As for the types of people who use his services, Wenger said his clients range from grandparents to triathletes.

Plavin said that it makes sense to train people in their homes for the work that she does, although she advertises it as settings that fit your life.

“I have worked with people where their baby was laying on the blanket right next to us,” she said. “We’ve entertained the baby while we’ve worked together.”

Plavin said that a lot of what she works on with her clients involves breathing and posture. And she also noted the importance of relaxing the pelvic floor.

Plavin takes on only a handful of clients at a time. She charges her clients $60 to $80 a session, depending on travel.
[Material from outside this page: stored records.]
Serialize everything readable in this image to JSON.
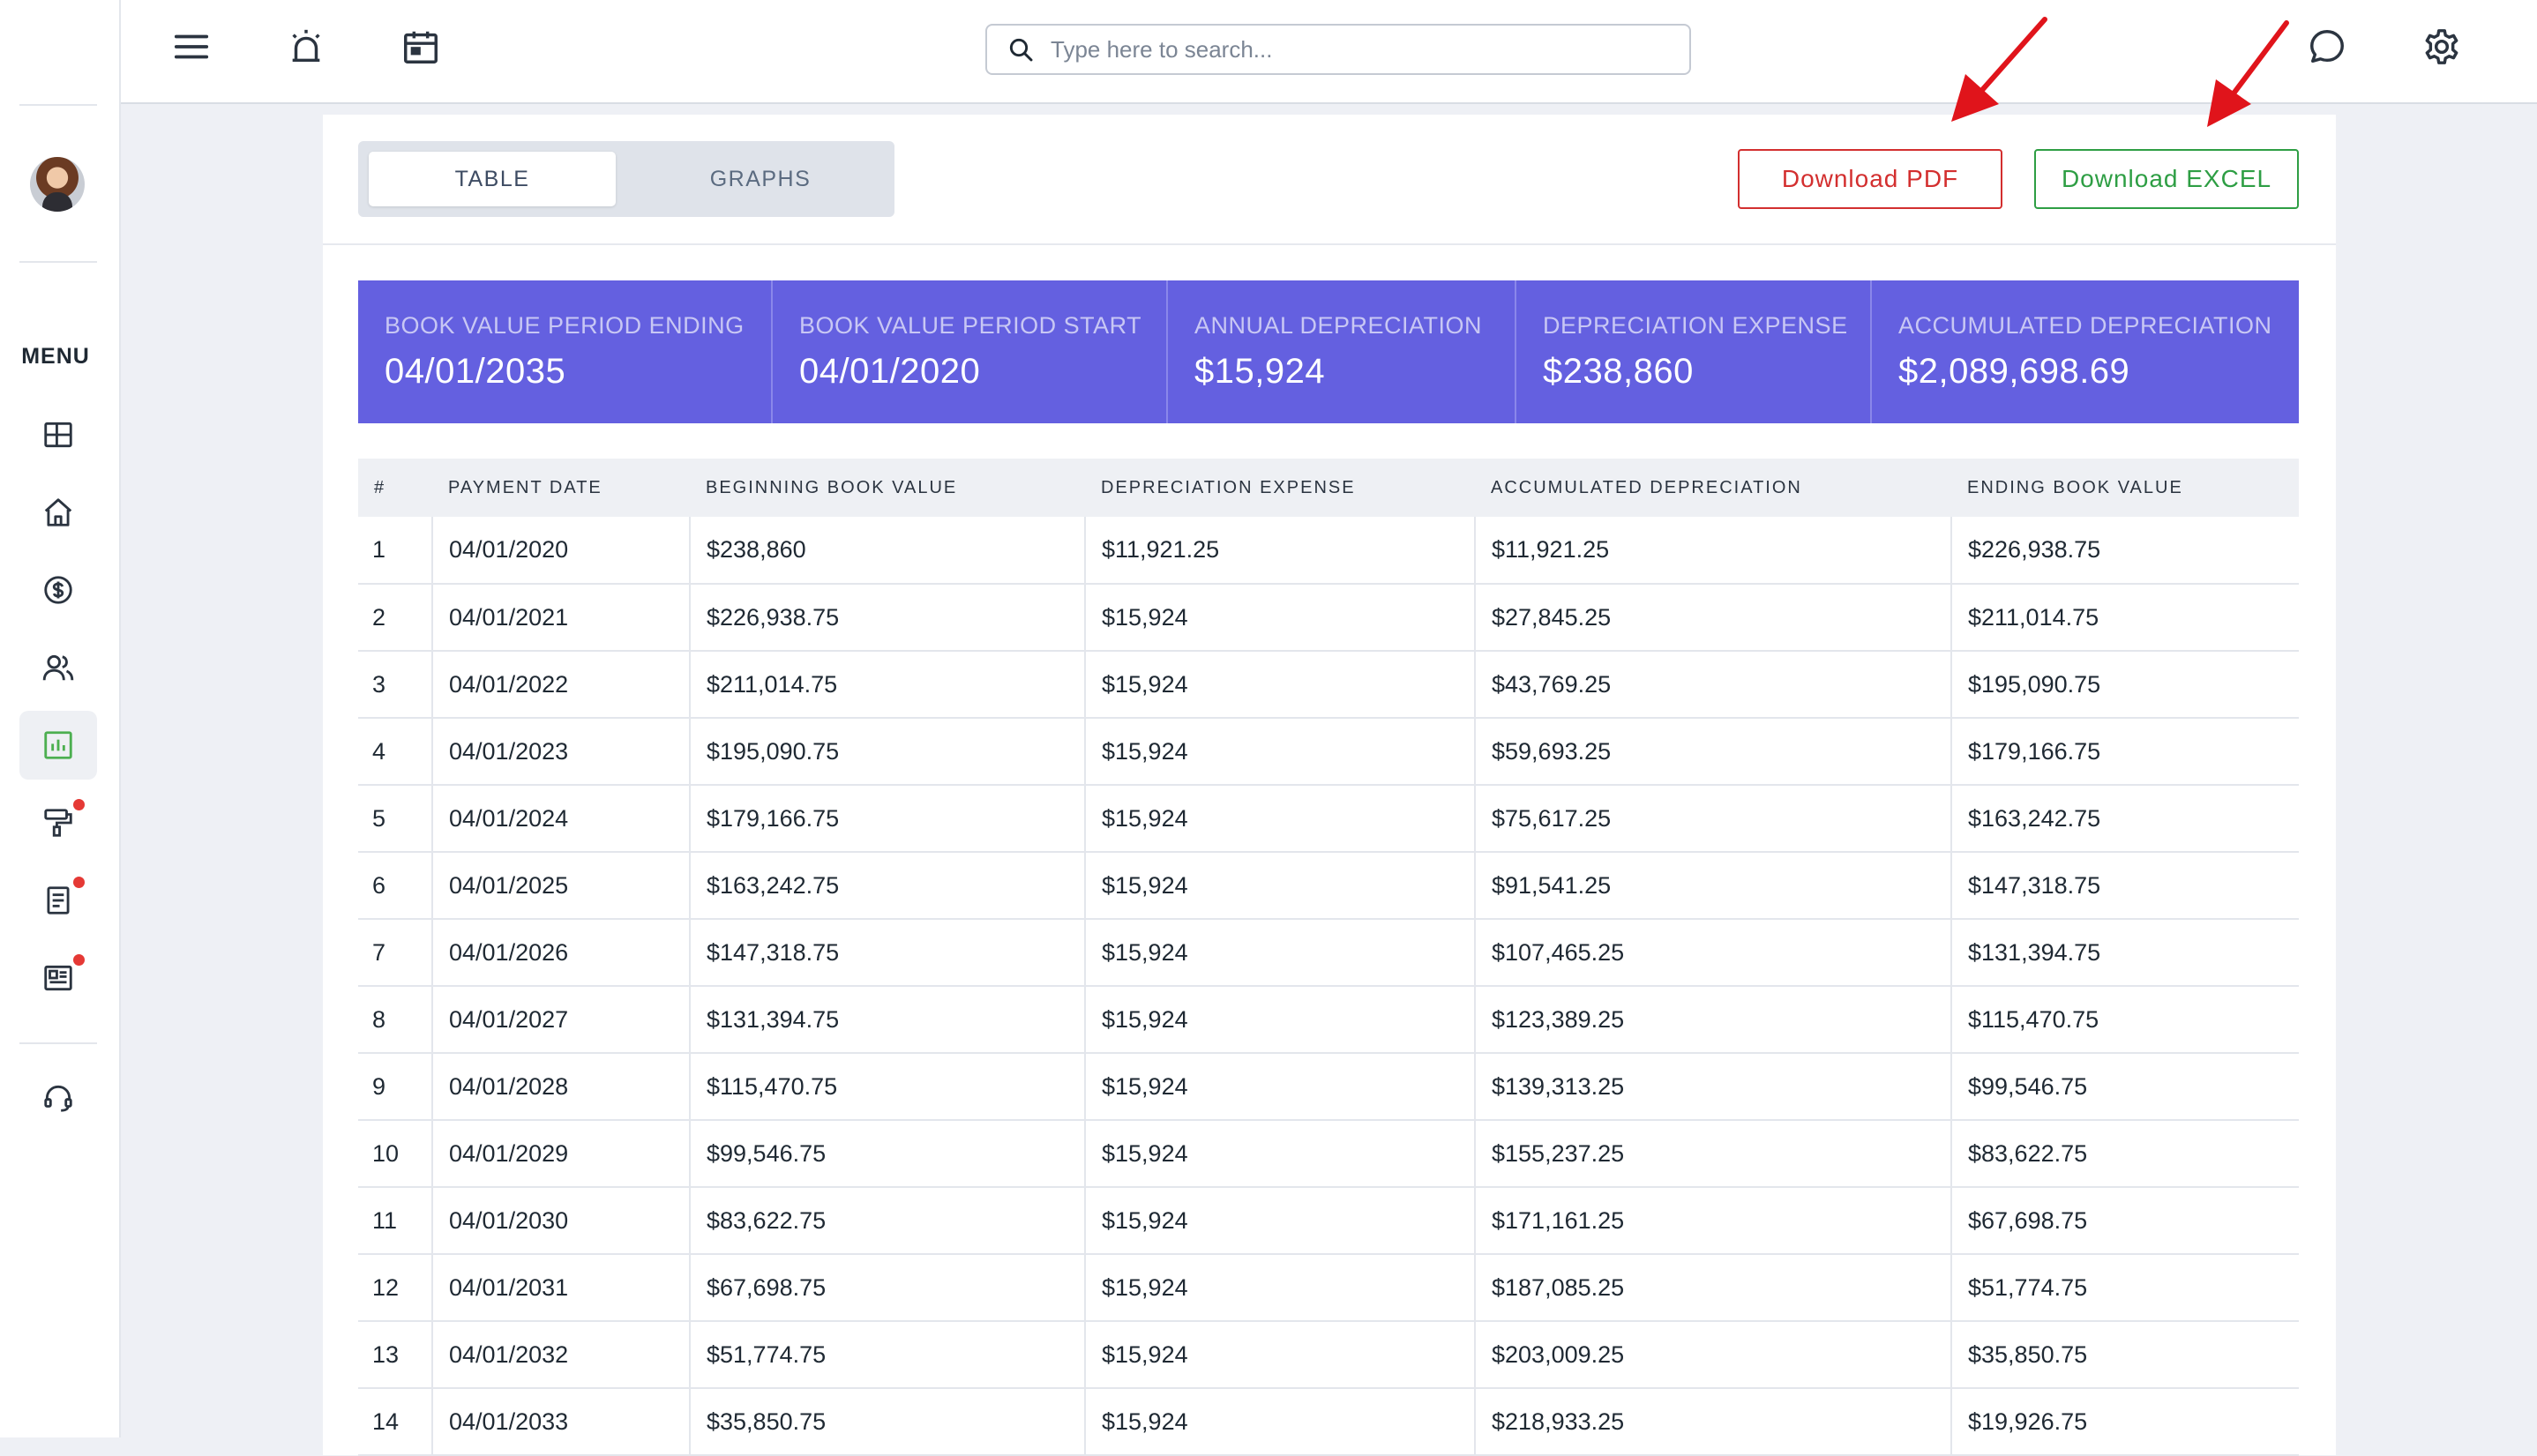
{
  "sidebar": {
    "menu_label": "MENU",
    "items": [
      {
        "icon": "dashboard-icon"
      },
      {
        "icon": "home-icon"
      },
      {
        "icon": "dollar-icon"
      },
      {
        "icon": "users-icon"
      },
      {
        "icon": "chart-icon",
        "active": true
      },
      {
        "icon": "paint-roller-icon",
        "badge": true
      },
      {
        "icon": "document-icon",
        "badge": true
      },
      {
        "icon": "newspaper-icon",
        "badge": true
      },
      {
        "icon": "headset-icon"
      }
    ]
  },
  "topbar": {
    "search_placeholder": "Type here to search..."
  },
  "view_toggle": {
    "table_label": "TABLE",
    "graphs_label": "GRAPHS",
    "active": "TABLE"
  },
  "actions": {
    "pdf_label": "Download PDF",
    "excel_label": "Download EXCEL"
  },
  "summary": [
    {
      "label": "BOOK VALUE PERIOD ENDING",
      "value": "04/01/2035"
    },
    {
      "label": "BOOK VALUE PERIOD START",
      "value": "04/01/2020"
    },
    {
      "label": "ANNUAL DEPRECIATION",
      "value": "$15,924"
    },
    {
      "label": "DEPRECIATION EXPENSE",
      "value": "$238,860"
    },
    {
      "label": "ACCUMULATED DEPRECIATION",
      "value": "$2,089,698.69"
    }
  ],
  "table": {
    "headers": [
      "#",
      "PAYMENT DATE",
      "BEGINNING BOOK VALUE",
      "DEPRECIATION EXPENSE",
      "ACCUMULATED DEPRECIATION",
      "ENDING BOOK VALUE"
    ],
    "rows": [
      [
        "1",
        "04/01/2020",
        "$238,860",
        "$11,921.25",
        "$11,921.25",
        "$226,938.75"
      ],
      [
        "2",
        "04/01/2021",
        "$226,938.75",
        "$15,924",
        "$27,845.25",
        "$211,014.75"
      ],
      [
        "3",
        "04/01/2022",
        "$211,014.75",
        "$15,924",
        "$43,769.25",
        "$195,090.75"
      ],
      [
        "4",
        "04/01/2023",
        "$195,090.75",
        "$15,924",
        "$59,693.25",
        "$179,166.75"
      ],
      [
        "5",
        "04/01/2024",
        "$179,166.75",
        "$15,924",
        "$75,617.25",
        "$163,242.75"
      ],
      [
        "6",
        "04/01/2025",
        "$163,242.75",
        "$15,924",
        "$91,541.25",
        "$147,318.75"
      ],
      [
        "7",
        "04/01/2026",
        "$147,318.75",
        "$15,924",
        "$107,465.25",
        "$131,394.75"
      ],
      [
        "8",
        "04/01/2027",
        "$131,394.75",
        "$15,924",
        "$123,389.25",
        "$115,470.75"
      ],
      [
        "9",
        "04/01/2028",
        "$115,470.75",
        "$15,924",
        "$139,313.25",
        "$99,546.75"
      ],
      [
        "10",
        "04/01/2029",
        "$99,546.75",
        "$15,924",
        "$155,237.25",
        "$83,622.75"
      ],
      [
        "11",
        "04/01/2030",
        "$83,622.75",
        "$15,924",
        "$171,161.25",
        "$67,698.75"
      ],
      [
        "12",
        "04/01/2031",
        "$67,698.75",
        "$15,924",
        "$187,085.25",
        "$51,774.75"
      ],
      [
        "13",
        "04/01/2032",
        "$51,774.75",
        "$15,924",
        "$203,009.25",
        "$35,850.75"
      ],
      [
        "14",
        "04/01/2033",
        "$35,850.75",
        "$15,924",
        "$218,933.25",
        "$19,926.75"
      ]
    ]
  },
  "colors": {
    "summary_bg": "#6460e0",
    "pdf": "#d32f2f",
    "excel": "#2e9e44",
    "annotation_arrow": "#e0141b",
    "active_nav": "#4caf50",
    "badge": "#e53935"
  }
}
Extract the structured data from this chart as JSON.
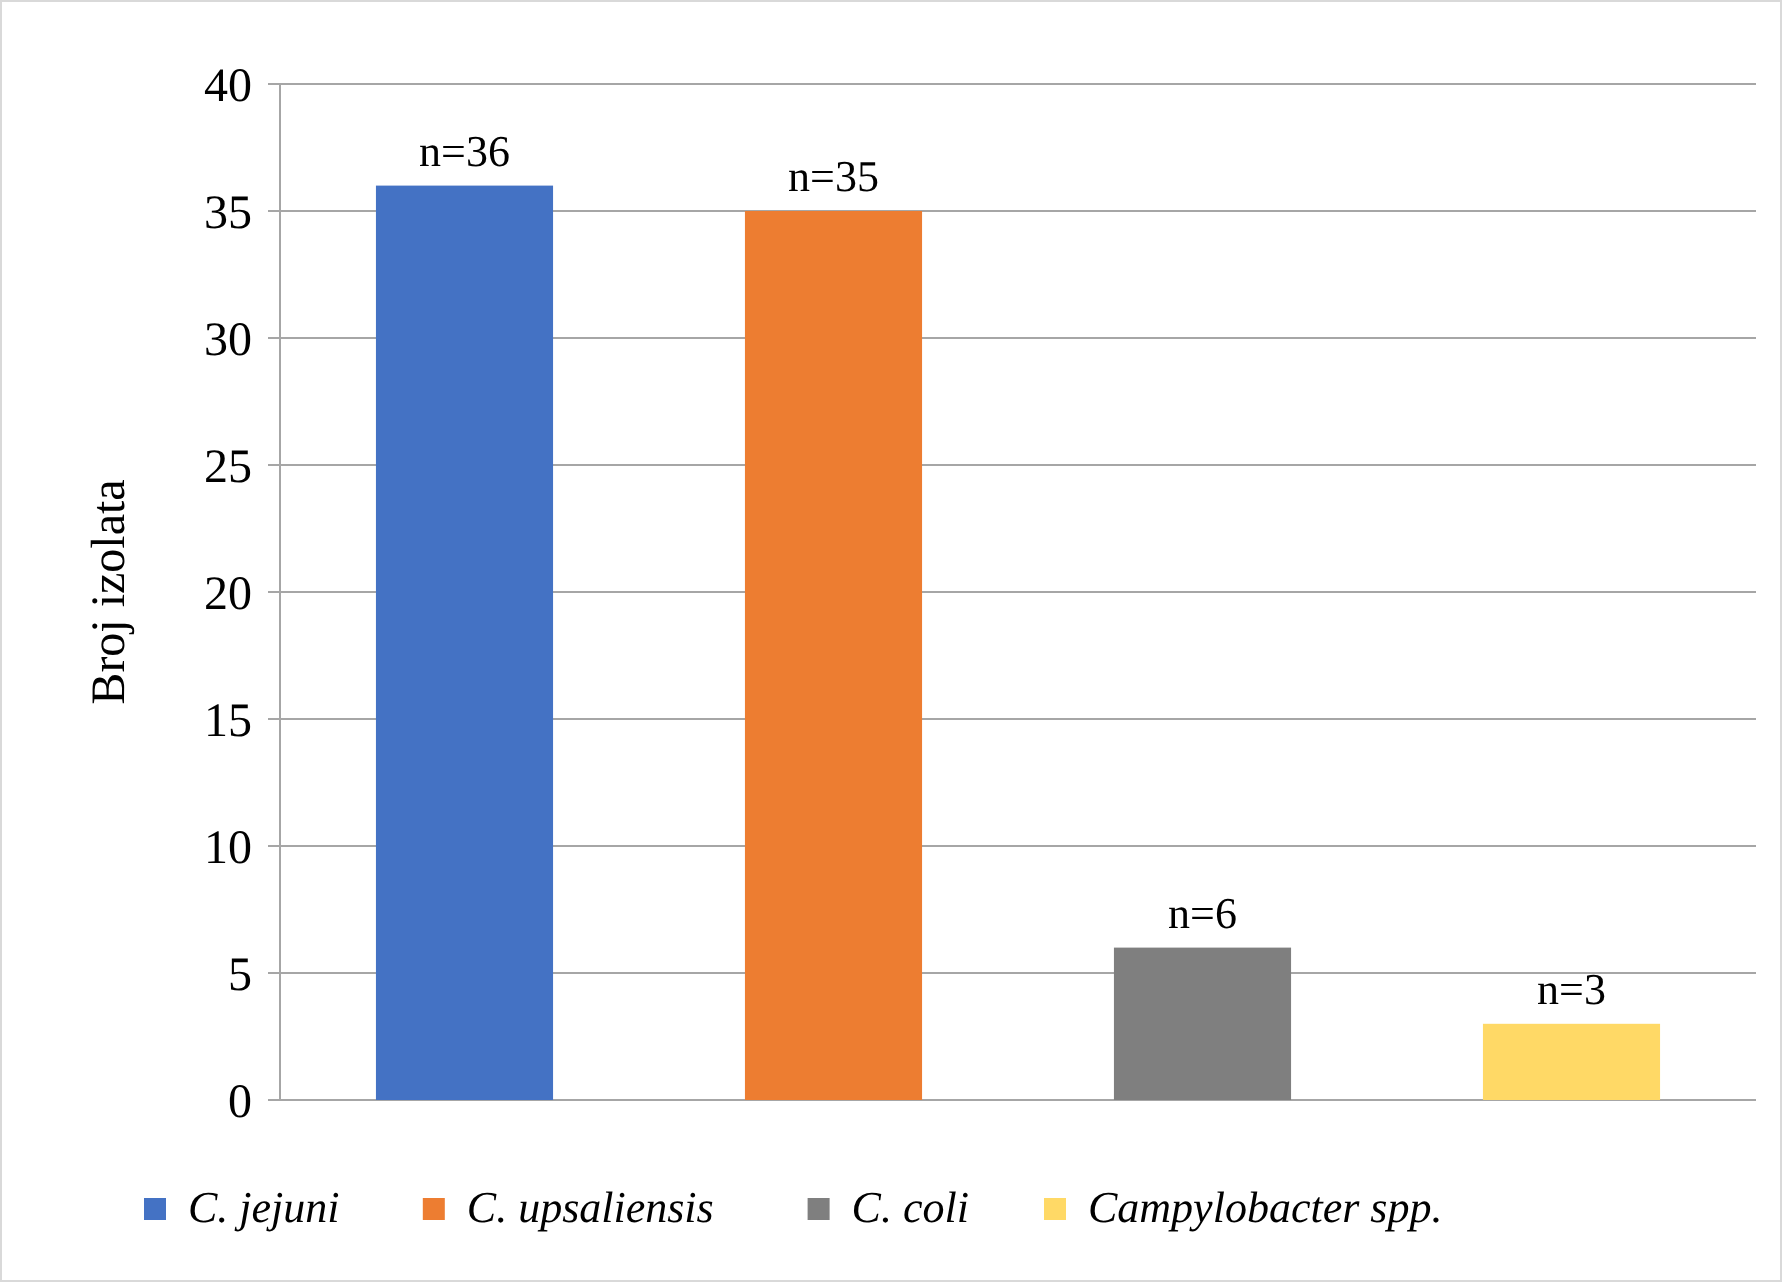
{
  "chart_data": {
    "type": "bar",
    "ylabel": "Broj izolata",
    "categories": [
      null,
      null,
      null,
      null
    ],
    "series": [
      {
        "name": "C. jejuni",
        "color": "#4472c4",
        "values": [
          36,
          null,
          null,
          null
        ],
        "value_labels": [
          "n=36",
          null,
          null,
          null
        ]
      },
      {
        "name": "C. upsaliensis",
        "color": "#ed7d31",
        "values": [
          null,
          35,
          null,
          null
        ],
        "value_labels": [
          null,
          "n=35",
          null,
          null
        ]
      },
      {
        "name": "C. coli",
        "color": "#7f7f7f",
        "values": [
          null,
          null,
          6,
          null
        ],
        "value_labels": [
          null,
          null,
          "n=6",
          null
        ]
      },
      {
        "name": "Campylobacter spp.",
        "color": "#ffd966",
        "values": [
          null,
          null,
          null,
          3
        ],
        "value_labels": [
          null,
          null,
          null,
          "n=3"
        ]
      }
    ],
    "ylim": [
      0,
      40
    ],
    "yticks": [
      0,
      5,
      10,
      15,
      20,
      25,
      30,
      35,
      40
    ],
    "grid": "y",
    "legend": "bottom"
  }
}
For longer sessions, where people don’t want to do regular sessions, she charges $100 to $125 a session.

Wenger first began lifting weights when he was 16 years old, and he said he started because he was a chubby Jewish kid when he was younger.

“I didn’t want to be made fun of anymore,” he said, also noting that he had wanted to feel strong.

Wenger said that he emphathizes with people who decide they want to put themselves out there and get stronger.

“When you can help someone feel good about themselves, that’s an incredibly powerful moment,” he said. “And that’s why I do it. Number one.”

Since she began working out with Wenger, Fahey said that the pain from the arthritis in her hips has improved, and she feels stronger and has better posture. She also said that she wants to continue working with Wenger going forward, and she intends to stay active and keep traveling as she ages, noting that her son and his family live in California and she’s promised to travel to Paris with her daughter.

“I’d rather do this than buy clothes,” she said.

Wenger said he has been getting a lot of interest from other personal trainers, and that he is developing a curriculum to teach other personal trainers to run traveling personal training businesses based on his model.

“A lot of the trainers that train at gyms, they want to be able to have their own small business,” he said.

He is currently doing signups, and plans to launch it in the next few months.

While Plavin does enjoying teaching at the college level, she also said that she’s prepared to dedicate herself to training others full time.

“Clearly I care about it,” she said.